だからこそ、そもそも感情自体を「信頼できない」「無駄なもの」と考えている人もいるのです。
このタイプの人に「付き合っているんだから(夫婦なんだから)お互いに気持ちを分かち合おうよ」と提案されても「そんなの無駄、なんの意味があるの?」と伝えてくる可能性が高いわけですな、切ない話ですけど。
もし、あなたのパートナーがこのタイプの方だった場合は、ネガティブな感情に寄り添ってもあまり目に見える効果は得られないかもしれません。(そもそも関係性自体を見直す必要もあるかもしれませんが、それはそれとして。)
このときは、いかに「ポジティブな感情を分かちあうか」を考えてみてください。二人で楽しみを共有し、いい気分を分かち合う機会を増やしてみてください。
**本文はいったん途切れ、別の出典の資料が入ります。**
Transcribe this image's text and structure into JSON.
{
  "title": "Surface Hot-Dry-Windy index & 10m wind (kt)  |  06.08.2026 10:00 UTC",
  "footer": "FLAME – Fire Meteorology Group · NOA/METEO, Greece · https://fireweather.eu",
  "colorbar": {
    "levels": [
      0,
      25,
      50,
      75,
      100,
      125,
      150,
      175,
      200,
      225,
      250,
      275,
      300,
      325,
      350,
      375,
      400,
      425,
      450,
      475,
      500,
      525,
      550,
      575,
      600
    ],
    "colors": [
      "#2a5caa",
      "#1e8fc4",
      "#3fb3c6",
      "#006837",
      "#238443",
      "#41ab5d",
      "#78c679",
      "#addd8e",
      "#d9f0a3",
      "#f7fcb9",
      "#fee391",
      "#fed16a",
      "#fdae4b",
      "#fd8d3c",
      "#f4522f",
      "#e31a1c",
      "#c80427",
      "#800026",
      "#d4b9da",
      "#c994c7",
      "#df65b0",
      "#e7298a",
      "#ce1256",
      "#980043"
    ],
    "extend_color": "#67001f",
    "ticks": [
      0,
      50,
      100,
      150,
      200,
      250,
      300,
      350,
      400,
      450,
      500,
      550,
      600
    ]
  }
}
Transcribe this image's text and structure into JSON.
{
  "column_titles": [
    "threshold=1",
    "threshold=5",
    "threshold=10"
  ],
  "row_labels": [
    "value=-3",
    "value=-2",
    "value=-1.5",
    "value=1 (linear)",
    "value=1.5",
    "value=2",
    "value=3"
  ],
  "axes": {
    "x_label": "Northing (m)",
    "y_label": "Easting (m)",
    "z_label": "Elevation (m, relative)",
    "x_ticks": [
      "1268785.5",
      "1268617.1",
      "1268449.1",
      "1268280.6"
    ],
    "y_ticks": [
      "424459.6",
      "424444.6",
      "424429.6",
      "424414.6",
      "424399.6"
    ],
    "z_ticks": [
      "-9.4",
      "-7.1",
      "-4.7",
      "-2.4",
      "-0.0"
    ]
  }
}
それによって男性がネガティブな感情に慣れるわけではありませんが、「感情を分かち合うことの意味や重要性」を理解する事ができる可能性があるのですね。
このあたりのことを少し頭の片隅にでも置いておいていただくと、彼とのコミュニケーションがうまくいくようになるかもしれませんね。
※本記事は2020年11月4日にアメブロ・恋愛テクニックに投稿した記事の加筆・再編集版です。